Supramolecular architectures with π-acidic 3,6-bis(2-pyridyl)-1,2,4,5-tetrazine cavities: role of anion-π interactions in the remarkable stability of Fe(II) metallacycles in solution.

The comprehensive investigation reported herein provides compelling evidence that anion-π interactions are the main driving force in the formation of self-assembled Fe(II)-templated metallacycles with bptz [3,6-bis(2-pyridyl)-1,2,4,5-tetrazine] in high yields. It was demonstrated by X-ray crystallography, (1)H NMR, solution and solid-state MAS (19)F NMR spectroscopies, CV and MS studies that the anions [X](-) = [BF(4)](-), [ClO(4)](-) and the anions [Y](-) = [SbF(6)](-), [AsF(6)](-), [PF(6)](-) template molecular squares [Fe(4)(bptz)(4)(CH(3)CN)(8)][X](8) and pentagons [Fe(5)(bptz)(5)(CH(3)CN)(10)][Y](10), respectively. The X-ray structures of [{Fe(4)(bptz)(4)(CH(3)CN)(8)}⊂BF(4)][BF(4)](7) and [{Fe(5)(bptz)(5)(CH(3)CN)(10)}⊂2SbF(6)][SbF(6)](8) revealed that the [BF(4)](-) and [SbF(6)](-) anions occupy the π-acidic cavities, establishing close directional F···C(tetrazine) contacts with the tetrazine rings that are by ~0.4 Å shorter than the sum of the F···C van der Waals radii (ΣR(vdW) F···C = 3.17 Å). The number and strength of F···C(tetrazine) contacts are maximized; the F···C(tetrazine) distances and anion positioning versus the polygon opposing tetrazine rings are in agreement with DFT calculations for C(2)N(4)R(2)···[X](-)···C(2)N(4)R(2) (R = F, CN; [X](-) = [BF(4)](-), [PF(6)](-)).

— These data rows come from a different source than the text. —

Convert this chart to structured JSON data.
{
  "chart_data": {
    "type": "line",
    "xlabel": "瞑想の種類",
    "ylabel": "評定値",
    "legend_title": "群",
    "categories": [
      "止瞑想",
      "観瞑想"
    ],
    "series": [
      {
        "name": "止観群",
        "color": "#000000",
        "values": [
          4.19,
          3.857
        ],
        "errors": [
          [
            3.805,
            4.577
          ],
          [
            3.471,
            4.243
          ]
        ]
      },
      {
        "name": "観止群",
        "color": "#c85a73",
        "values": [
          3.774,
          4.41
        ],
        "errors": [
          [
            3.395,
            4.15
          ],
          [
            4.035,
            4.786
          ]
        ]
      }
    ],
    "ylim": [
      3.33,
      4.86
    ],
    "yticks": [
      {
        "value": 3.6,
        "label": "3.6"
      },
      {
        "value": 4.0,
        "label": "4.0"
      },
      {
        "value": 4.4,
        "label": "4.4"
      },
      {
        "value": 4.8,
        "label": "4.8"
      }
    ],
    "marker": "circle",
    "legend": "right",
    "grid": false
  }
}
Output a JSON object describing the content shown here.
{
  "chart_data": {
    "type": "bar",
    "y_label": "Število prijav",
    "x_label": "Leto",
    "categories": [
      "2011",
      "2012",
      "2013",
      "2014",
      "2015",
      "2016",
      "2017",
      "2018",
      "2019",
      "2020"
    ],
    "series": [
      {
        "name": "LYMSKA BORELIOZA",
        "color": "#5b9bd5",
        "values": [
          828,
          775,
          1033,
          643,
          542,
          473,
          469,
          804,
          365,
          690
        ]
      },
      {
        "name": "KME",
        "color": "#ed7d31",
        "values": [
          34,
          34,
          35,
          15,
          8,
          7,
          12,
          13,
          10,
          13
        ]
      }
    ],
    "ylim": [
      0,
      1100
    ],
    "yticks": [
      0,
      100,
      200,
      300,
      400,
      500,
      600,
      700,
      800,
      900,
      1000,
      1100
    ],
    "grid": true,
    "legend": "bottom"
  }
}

In unprecedented solid-state (19)F MAS NMR studies, the templating anions, engaged in anion-π interactions in the solid state, exhibit downfield chemical shifts Δδ((19)F) ≈ 3.5-4.0 ppm versus peripheral anions. NMR, CV, and MS studies also establish that the Fe(II) metallacycles remain intact in solution. Additionally, interconversion studies between the Fe(II) metallacycles in solution, monitored by (1)H NMR spectroscopy, underscore the remarkable stability of the metallapentacycles [Fe(5)(bptz)(5)(CH(3)CN)(10)][PF(6)](10) ≪ [Fe(5)(bptz)(5)(CH(3)CN)(10)][SbF(6)](10) < [Fe(5)(bptz)(5)(CH(3)CN)(10)][AsF(6)](10) versus [Fe(4)(bptz)(4)(CH(3)CN)(8)][BF(4)](8), given the inherent angle strain in five-membered rings. Finally, the low anion activation energies of encapsulation (ΔG(‡) ≈ 50 kJ/mol), determined from variable-temperature (19)F NMR studies for [Fe(5)(bptz)(5)(CH(3)CN)(10)][PF(6)](10) and [Zn(4)(bptz)(4)(CH(3)CN)(8)][BF(4)](8), confirm anion encapsulation in the π-acidic cavities by anion-π contacts (~20-70 kJ/mol).